Sullivan did not directly answer the question, causing Murdoch to say that absent “tangible harm” it was difficult to comprehend the “rational basis for opposing this.” Later Sullivan told the judge that if hearings were held in Annapolis on the issue, then harm could be demonstrated.
“They never articulate the harm,” said Polyak after the arguments. “I’m waiting for the answer to that question.”
When Doug Stiegler, executive director of the Association of Maryland Families, was asked to explain the harm caused by same-sex marriage, he said it would discriminate against children who need a mother and father.

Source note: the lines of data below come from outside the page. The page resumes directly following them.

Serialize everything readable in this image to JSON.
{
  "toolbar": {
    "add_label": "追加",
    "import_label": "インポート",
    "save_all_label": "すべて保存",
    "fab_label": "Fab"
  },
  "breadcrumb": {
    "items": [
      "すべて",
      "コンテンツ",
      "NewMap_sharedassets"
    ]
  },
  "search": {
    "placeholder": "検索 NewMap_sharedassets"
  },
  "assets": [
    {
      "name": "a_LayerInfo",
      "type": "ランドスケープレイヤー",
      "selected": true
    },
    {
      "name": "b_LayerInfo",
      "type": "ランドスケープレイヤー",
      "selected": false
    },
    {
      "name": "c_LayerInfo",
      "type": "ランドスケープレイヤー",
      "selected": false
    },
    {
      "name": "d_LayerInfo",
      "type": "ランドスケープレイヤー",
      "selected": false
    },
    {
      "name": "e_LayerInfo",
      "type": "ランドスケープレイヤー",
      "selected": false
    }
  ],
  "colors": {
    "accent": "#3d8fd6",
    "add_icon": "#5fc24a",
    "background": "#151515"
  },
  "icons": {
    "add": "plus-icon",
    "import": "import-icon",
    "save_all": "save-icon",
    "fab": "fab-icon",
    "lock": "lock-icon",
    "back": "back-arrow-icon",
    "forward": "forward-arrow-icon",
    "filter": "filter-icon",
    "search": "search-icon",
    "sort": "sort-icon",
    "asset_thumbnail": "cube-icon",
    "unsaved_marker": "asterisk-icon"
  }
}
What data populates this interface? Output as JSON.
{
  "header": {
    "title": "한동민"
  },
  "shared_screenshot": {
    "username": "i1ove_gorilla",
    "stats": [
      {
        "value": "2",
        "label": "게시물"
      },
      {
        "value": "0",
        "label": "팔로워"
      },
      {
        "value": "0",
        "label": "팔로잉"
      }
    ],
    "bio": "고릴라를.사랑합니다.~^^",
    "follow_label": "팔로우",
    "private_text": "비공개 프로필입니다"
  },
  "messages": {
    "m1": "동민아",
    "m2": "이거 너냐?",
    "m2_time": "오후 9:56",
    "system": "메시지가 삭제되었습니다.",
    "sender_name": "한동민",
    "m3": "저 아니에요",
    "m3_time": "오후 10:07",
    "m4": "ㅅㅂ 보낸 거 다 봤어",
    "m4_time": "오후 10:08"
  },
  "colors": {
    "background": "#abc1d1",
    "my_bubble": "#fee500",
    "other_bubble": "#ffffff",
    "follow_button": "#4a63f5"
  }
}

“That’s a wrong situation,” he said outside the courthouse. “Those kids are not in a right environment.”
He said that the country was based on “moral laws, God’s laws, God’s rights” and that the separation of church and state is a “figment of people’s imagination.”
Stiegler isn't even trying to explain why civil government should refuse to treat gays and straights the same. For him, it all comes down to one thing: he believes that gay relationships are contrary to his religion and, therefore, the government should refuse to sanction them. It's impossible to hold this position without also concluding that the government should prohibit them outright.
What, then, is to stop these people from enforcing all sorts of other religious doctrines via the law? If people must be forced to live in a society where divorce is illegal and contraception is illegal, regardless of what they personally want, then it isn't a democracy anymore. If people are denied basic civil rights because some religious leaders declare that God wouldn't approve, then it's not a democracy anymore.
What characterizes a democracy is that people have the right to participate in making decisions about the community's public policy. That, however, is not what these members of the Christian Right want. They don't believe that people can be trusted to make such decisions themselves — they believe that decisions about the community's public policy must be matched to what they think God wants. What the people want is irrelevant.
It's sadly ironic that this is precisely the attitude taken by Islamic extremists who oppose democracy. They, too, believe that society must be run according to their understanding of God's laws. They, too, don't think that people should be allowed to choose laws or police that are contrary to God's laws. Islamic extremists and Christian extremists are far more similar than either group would like to admit.